I recently finished watching the Academy Award winning film, The King’s Speech. For those of you who have lives and don’t follow this kind of thing, this movie won awards for Best Actor, Best Director, Best Original Screenplay, and Best Picture. Apart from that, it won a shit-ton of awards from all the other award shows that year. Hollywood has to have award shows monthly, because they need to continuously validate what they do for a living. Honestly, these people contribute nothing to society. Go ahead and tell me that the people who made Transformers 2 are adding things of cultural importance.

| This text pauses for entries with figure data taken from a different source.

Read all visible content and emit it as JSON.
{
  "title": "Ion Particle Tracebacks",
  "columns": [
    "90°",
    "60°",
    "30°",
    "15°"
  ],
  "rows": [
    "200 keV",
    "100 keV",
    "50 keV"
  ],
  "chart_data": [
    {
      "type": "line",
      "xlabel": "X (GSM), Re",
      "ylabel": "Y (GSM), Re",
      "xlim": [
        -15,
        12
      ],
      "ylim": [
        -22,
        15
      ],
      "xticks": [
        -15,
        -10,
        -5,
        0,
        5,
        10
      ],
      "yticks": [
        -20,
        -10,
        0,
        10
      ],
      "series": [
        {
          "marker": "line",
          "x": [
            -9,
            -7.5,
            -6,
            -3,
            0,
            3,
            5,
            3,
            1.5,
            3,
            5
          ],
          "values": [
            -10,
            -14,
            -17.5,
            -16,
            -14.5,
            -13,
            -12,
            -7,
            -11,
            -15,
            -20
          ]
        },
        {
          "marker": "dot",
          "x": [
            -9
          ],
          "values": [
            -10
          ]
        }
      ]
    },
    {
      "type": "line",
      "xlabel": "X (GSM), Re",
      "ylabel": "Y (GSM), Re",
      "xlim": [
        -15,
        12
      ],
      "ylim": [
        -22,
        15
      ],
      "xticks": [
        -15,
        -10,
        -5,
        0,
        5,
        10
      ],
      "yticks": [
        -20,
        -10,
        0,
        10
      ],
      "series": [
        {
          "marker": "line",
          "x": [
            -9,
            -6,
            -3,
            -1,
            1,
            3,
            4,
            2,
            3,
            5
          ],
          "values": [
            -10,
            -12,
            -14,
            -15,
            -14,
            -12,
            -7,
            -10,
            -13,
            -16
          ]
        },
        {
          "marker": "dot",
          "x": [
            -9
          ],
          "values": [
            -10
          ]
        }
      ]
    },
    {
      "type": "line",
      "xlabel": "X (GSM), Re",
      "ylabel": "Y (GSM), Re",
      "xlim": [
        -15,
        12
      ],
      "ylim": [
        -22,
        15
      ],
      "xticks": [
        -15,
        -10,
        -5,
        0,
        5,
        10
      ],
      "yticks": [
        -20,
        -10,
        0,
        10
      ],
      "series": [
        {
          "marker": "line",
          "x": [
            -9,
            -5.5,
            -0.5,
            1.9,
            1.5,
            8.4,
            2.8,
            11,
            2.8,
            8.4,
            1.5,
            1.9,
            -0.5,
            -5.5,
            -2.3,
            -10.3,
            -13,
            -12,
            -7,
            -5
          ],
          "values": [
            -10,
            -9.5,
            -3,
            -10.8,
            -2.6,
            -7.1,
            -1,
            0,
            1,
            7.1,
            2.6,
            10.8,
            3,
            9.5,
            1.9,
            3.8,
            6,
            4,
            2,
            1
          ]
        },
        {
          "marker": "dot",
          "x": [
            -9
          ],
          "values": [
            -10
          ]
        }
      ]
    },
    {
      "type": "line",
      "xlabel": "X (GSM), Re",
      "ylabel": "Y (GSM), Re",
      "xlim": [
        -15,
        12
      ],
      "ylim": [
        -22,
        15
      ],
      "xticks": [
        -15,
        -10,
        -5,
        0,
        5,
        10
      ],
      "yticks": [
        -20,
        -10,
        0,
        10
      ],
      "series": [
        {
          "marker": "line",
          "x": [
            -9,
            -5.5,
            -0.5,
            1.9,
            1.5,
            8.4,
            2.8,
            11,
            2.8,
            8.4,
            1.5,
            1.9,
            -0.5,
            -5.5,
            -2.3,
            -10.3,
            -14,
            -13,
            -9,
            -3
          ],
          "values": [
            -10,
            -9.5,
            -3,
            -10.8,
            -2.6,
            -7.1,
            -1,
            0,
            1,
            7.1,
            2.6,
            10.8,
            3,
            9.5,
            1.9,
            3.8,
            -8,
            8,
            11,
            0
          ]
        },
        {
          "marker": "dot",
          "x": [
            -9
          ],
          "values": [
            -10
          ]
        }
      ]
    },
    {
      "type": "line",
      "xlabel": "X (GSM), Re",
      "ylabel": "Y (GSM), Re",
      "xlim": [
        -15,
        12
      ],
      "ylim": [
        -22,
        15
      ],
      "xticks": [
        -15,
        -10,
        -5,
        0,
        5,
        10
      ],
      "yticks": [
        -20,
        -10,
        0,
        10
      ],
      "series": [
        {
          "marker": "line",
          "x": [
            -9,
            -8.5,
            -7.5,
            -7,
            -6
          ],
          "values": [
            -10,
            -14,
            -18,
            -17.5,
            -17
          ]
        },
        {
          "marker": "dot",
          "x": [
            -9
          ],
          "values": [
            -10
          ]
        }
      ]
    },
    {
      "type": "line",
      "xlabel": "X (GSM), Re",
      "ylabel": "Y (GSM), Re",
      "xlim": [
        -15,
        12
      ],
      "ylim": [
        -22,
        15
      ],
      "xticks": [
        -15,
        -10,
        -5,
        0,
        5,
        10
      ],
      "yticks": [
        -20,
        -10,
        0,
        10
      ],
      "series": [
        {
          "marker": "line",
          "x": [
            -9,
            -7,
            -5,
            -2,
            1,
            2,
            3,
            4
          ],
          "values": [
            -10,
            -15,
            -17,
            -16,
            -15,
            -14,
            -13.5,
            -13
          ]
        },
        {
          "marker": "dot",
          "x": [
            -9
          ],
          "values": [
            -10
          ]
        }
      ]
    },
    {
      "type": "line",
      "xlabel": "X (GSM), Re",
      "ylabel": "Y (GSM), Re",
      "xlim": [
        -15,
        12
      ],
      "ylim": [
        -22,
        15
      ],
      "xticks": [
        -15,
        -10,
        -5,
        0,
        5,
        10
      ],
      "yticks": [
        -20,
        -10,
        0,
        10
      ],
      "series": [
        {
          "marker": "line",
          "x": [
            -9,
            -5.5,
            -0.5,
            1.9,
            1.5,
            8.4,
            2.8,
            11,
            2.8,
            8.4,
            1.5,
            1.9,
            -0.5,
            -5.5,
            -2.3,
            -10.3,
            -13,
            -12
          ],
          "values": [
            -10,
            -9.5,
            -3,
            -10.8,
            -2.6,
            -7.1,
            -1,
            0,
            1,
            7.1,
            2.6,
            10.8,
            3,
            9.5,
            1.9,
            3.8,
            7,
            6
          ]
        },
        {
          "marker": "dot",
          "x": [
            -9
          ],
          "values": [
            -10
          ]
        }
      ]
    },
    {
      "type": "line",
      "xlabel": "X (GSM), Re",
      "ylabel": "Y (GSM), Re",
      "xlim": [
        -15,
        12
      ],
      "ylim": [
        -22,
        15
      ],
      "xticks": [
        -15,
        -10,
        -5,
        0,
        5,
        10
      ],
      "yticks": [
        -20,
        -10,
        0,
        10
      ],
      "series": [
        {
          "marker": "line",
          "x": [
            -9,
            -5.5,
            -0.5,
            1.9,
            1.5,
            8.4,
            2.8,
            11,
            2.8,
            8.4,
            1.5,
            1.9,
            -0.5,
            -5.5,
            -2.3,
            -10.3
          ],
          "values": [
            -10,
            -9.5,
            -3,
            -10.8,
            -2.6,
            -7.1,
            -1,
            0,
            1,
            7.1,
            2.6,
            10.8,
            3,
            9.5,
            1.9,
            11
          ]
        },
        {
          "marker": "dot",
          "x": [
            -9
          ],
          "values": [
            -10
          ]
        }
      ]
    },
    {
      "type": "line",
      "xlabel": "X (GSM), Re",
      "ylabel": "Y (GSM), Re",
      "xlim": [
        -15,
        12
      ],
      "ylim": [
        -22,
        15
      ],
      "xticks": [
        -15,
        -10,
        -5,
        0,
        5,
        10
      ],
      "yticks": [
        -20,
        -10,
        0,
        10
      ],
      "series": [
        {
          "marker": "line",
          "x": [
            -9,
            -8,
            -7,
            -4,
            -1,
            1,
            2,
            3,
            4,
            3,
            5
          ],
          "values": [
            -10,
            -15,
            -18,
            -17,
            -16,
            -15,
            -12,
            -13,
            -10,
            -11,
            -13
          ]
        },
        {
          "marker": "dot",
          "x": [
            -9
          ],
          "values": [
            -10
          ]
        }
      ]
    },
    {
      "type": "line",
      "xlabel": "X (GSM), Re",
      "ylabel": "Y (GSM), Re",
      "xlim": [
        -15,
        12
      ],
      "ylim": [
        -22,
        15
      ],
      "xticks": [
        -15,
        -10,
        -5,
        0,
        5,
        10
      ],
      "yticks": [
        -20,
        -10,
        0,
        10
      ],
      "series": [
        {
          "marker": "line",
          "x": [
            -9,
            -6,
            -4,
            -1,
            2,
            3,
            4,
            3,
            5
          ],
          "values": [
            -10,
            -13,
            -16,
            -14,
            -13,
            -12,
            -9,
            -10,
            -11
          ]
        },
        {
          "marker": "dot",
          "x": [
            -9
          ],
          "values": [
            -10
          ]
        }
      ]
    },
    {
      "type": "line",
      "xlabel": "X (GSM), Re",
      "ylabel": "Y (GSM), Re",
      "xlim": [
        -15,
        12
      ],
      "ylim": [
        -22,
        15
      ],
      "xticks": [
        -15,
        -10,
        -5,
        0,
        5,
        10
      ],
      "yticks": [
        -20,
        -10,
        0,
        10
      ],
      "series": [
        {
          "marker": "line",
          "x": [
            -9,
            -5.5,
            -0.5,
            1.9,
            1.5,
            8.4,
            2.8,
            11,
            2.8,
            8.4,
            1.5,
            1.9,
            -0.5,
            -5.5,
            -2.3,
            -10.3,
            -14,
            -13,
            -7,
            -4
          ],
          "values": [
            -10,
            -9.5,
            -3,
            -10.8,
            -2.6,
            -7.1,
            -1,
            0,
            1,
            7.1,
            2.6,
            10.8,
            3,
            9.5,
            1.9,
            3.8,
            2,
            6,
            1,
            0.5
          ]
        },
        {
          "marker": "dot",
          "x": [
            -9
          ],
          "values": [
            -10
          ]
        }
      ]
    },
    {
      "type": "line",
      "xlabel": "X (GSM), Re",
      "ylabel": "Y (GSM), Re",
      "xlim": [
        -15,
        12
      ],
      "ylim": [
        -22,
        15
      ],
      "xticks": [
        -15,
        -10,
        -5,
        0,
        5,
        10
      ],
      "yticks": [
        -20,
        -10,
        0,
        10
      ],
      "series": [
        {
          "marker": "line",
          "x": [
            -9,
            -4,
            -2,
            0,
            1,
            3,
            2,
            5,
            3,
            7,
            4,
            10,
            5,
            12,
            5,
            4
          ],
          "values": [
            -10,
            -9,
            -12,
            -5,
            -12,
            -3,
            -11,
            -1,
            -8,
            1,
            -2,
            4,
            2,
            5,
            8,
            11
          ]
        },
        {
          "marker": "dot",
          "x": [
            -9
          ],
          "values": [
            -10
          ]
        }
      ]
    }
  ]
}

So, in order to satisfy their egos and justify getting paid millions of dollars for three-months of work a year, they need to give each other shiny metal statues. Somehow that tells them that yes, they are important. Not only that, they won this award, which means they are more awesome than they had previously realized! Here’s how a typical award presentation works.
Presenter: And the Jizzie award for Best Actor goes to, Douchey Guy!
Douchey Guy (feigning surprise): Wow, I can’t believe I won!
Presenter: Out of all the actors this year, you recited lines someone else wrote for you better than anyone else!
Douchey Guy: This is a tremendous honor.
Presenter: Who would you like to thank for this prestigious award?
Douchey Guy: My manager, my director, my mistress, my therapist, my tax attorney, my other therapist, my personal trainer, my wife, my kids, and Jesus.